School of Medicine, University of California San Francisco, San Francisco, California, USA
Department of Neurological Surgery, University of California San Francisco, San Francisco, California, USA.
BMJ Health Care Inform. 2022 Apr;29(1). doi: 10.1136/bmjhci-2021-100532.
The transition from ICD-9 to ICD-10 coding creates a data standardisation challenge for large-scale longitudinal research.
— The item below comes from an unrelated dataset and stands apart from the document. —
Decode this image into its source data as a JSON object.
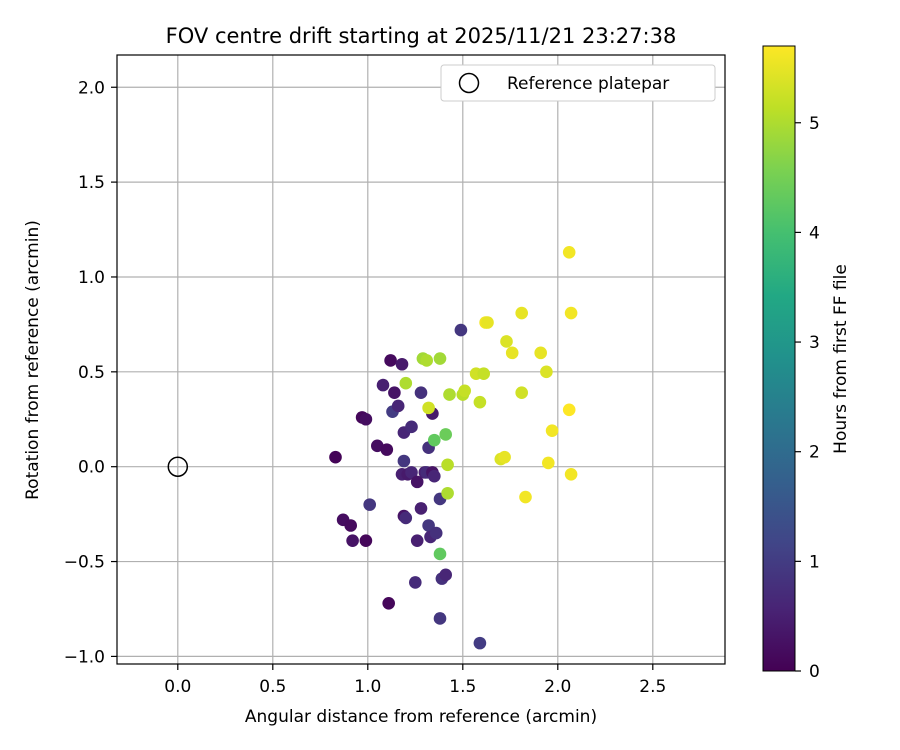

We sought to develop a programme that automated this standardisation process.
A programme was developed to standardise ICD-9 and ICD-10 terminology into one system. Code was improved to reduce runtime, and two iterations were tested on a joint ICD-9/ICD-10 database of 15.8 million patients.
Both programmes successfully standardised diagnostic terminology in the database. While the original programme updated 100 000 cells in 12.5 hours, the improved programme translated 3.1 million cells in 38 min.
While both programmes successfully translated ICD-related data into a standardised format, the original programme suffered from excessive runtimes. Code improvement with hash tables and parallelisation exponentially reduced these runtimes.
Databases with ICD-9 and ICD-10 codes require terminology standardisation for analysis. By sharing our programme's implementation, we hope to assist other researchers in standardising their own databases.
从 ICD-9 到 ICD-10 编码的转变给大规模纵向研究的数据标准化带来了挑战。我们试图开发一个程序来自动完成这个标准化过程。
开发了一个程序将 ICD-9 和 ICD-10 术语标准化为一个系统。改进了代码以减少运行时间,并在一个包含 1580 万患者的 ICD-9/ICD-10 联合数据库上对两个迭代进行了测试。
两个程序都成功地对数据库中的诊断术语进行了标准化。虽然原始程序在 12.5 小时内更新了 100000 个单元格,但改进后的程序在 38 分钟内翻译了 310 万个单元格。
虽然两个程序都成功地将 ICD 相关数据转换为标准化格式,但原始程序的运行时间过长。通过使用哈希表和并行化来改进代码,可以使这些运行时间呈指数级减少。
包含 ICD-9 和 ICD-10 代码的数据库需要进行术语标准化才能进行分析。通过分享我们程序的实现,我们希望帮助其他研究人员标准化他们自己的数据库。